Morris and Teevan characterised task based groups as short term and comprised of people with a shared goal and working together to achieve that goal. (They are describing every project team right there). Trait based groups on the other hand were comprised of users who were related through shared traits of long term interests. Here was the quote that really made me sit up and take notice however. They also suggested that trait based “group members may not be consciously collaborating on the same task, but may be highly likely to repeat or augment tasks already accomplished by other group members” (Love it – they are describing every discussion forum right there).
So I had my first dimension of collaboration. Task vs trait.
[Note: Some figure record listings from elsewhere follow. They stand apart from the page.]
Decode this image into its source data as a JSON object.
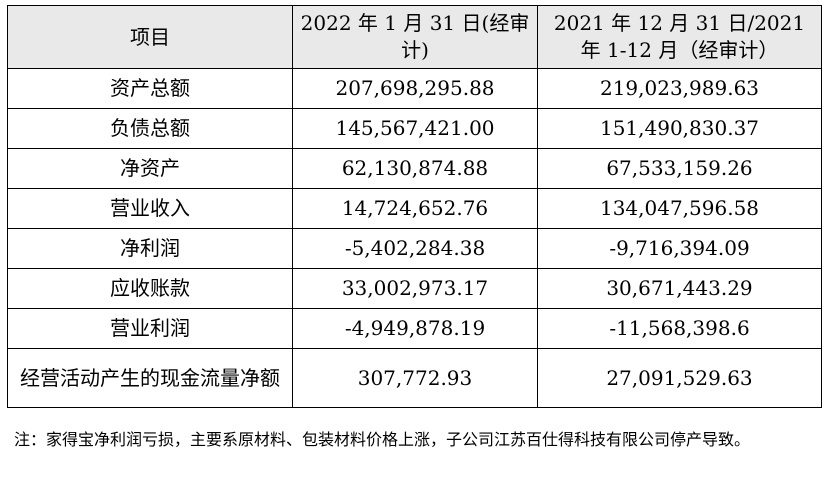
{
  "table": {
    "headers": [
      "项目",
      "2022 年 1 月 31 日(经审计)",
      "2021 年 12 月 31 日/2021 年 1-12 月（经审计）"
    ],
    "rows": [
      [
        "资产总额",
        "207,698,295.88",
        "219,023,989.63"
      ],
      [
        "负债总额",
        "145,567,421.00",
        "151,490,830.37"
      ],
      [
        "净资产",
        "62,130,874.88",
        "67,533,159.26"
      ],
      [
        "营业收入",
        "14,724,652.76",
        "134,047,596.58"
      ],
      [
        "净利润",
        "-5,402,284.38",
        "-9,716,394.09"
      ],
      [
        "应收账款",
        "33,002,973.17",
        "30,671,443.29"
      ],
      [
        "营业利润",
        "-4,949,878.19",
        "-11,568,398.6"
      ],
      [
        "经营活动产生的现金流量净额",
        "307,772.93",
        "27,091,529.63"
      ]
    ]
  },
  "note": "注：家得宝净利润亏损，主要系原材料、包装材料价格上涨，子公司江苏百仕得科技有限公司停产导致。"
}
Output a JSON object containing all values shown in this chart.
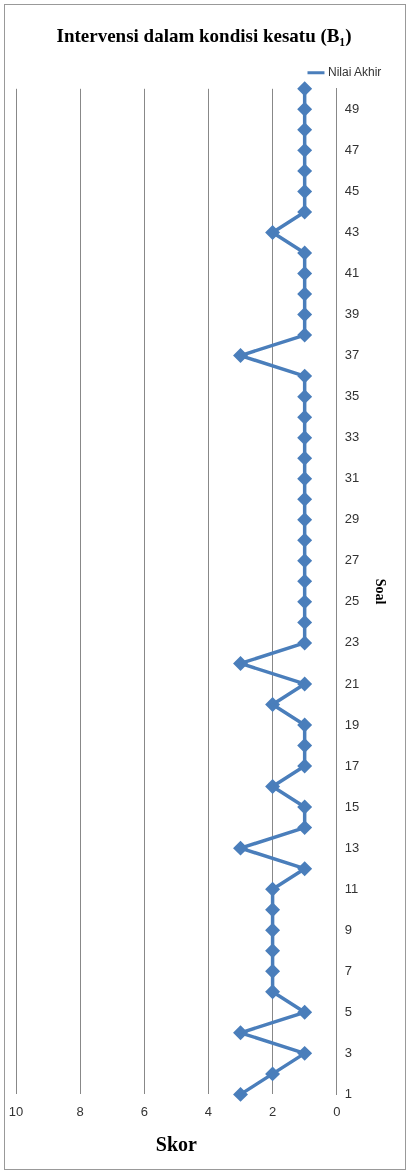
{
  "chart_data": {
    "type": "line",
    "orientation": "horizontal",
    "title": "Intervensi dalam kondisi kesatu (B₁)",
    "ylabel": "Soal",
    "xlabel": "Skor",
    "categories": [
      null,
      "49",
      null,
      "47",
      null,
      "45",
      null,
      "43",
      null,
      "41",
      null,
      "39",
      null,
      "37",
      null,
      "35",
      null,
      "33",
      null,
      "31",
      null,
      "29",
      null,
      "27",
      null,
      "25",
      null,
      "23",
      null,
      "21",
      null,
      "19",
      null,
      "17",
      null,
      "15",
      null,
      "13",
      null,
      "11",
      null,
      "9",
      null,
      "7",
      null,
      "5",
      null,
      "3",
      null,
      "1"
    ],
    "series": [
      {
        "name": "Nilai Akhir",
        "color": "#4a7ebb",
        "values": [
          1,
          1,
          1,
          1,
          1,
          1,
          1,
          2,
          1,
          1,
          1,
          1,
          1,
          3,
          1,
          1,
          1,
          1,
          1,
          1,
          1,
          1,
          1,
          1,
          1,
          1,
          1,
          1,
          3,
          1,
          2,
          1,
          1,
          1,
          2,
          1,
          1,
          3,
          1,
          2,
          2,
          2,
          2,
          2,
          2,
          1,
          3,
          1,
          2,
          3
        ]
      }
    ],
    "xlim": [
      10,
      0
    ],
    "xticks": [
      0,
      2,
      4,
      6,
      8,
      10
    ],
    "grid": "x",
    "legend": "top right",
    "marker": "diamond",
    "line_style": "solid"
  }
}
In 2007 Chuck Hollis of EMC wrote a really insightful blog post entitled “Beyond Document Collaboration”, where recognised that via the advent of social media, organisational collaboration was changing and that “different collaboration models are emerging, each one with entirely different value propositions”. Hollis identified three such models and labelled them transactional collaboration, document collaboration and social collaboration.
Hollis described transactional collaboration as “workflow, or business process management, or something else” and was characterised by “humans are largely automatons; repetitively processing the output of one function for input by another function. Not much spontaneous creativity interaction here, nor is it usually encouraged!”. Hollis then spoke of document collaboration and explicitly mentioned both Documentum and SharePoint. He finished with social collaboration, which he described as “It’s not predefined interaction. It’s not a structured workflow. It’s something entirely different than the other two collaboration models”.
After reading that post, I thought Hollis was definitely on to something but I felt his descriptions didn’t quite encompass what I was looking for. Like the Ringel/Teevan paper, I felt that elements of Hollis’s breakdown didn’t quite fit for me. After I had slept on it, it dawned on me that document collaboration was the odd one out. I liked his distinction between transactional and social collaboration, of structure and predictability versus a non predefined interaction because the social dimension to me was describing knowledge work. But document collaboration did not work for me at all. A document is simply a medium, as is a wiki or a forum. Structured, process driven collaboration can still use documents, and so can relatively unstructured social collaboration. They just use them in different ways. The same can also be said for whether the collaboration is task based (ie outcome driven) or trait based (interest driven).
So I discarded document based collaboration and in doing so had my second dimension.
Making a model
Out of all of the material that I researched, I found that these four dimensions or facets of collaboration (task, trait, transactional, social) helped me explain most collaborative scenarios and understand why Robot Barbie solutions occur. Of course, the great thing about distilling it down to four dimensions is that I then I got to do what academics live for. Make a 2*2 matrix!
Academics simply love doing this, because it helps them deal with over-analysing everything that moves and justify all that R&D that they do! :-). In all seriousness though, people love creating 2*2 or 3*3 matrixes to explain concepts for the simple reason that they make good mental models to help us understand reality. After all, one of the key purposes of information architecture itself is to help users create mental models of a site (“Don’t Make Me Think ”).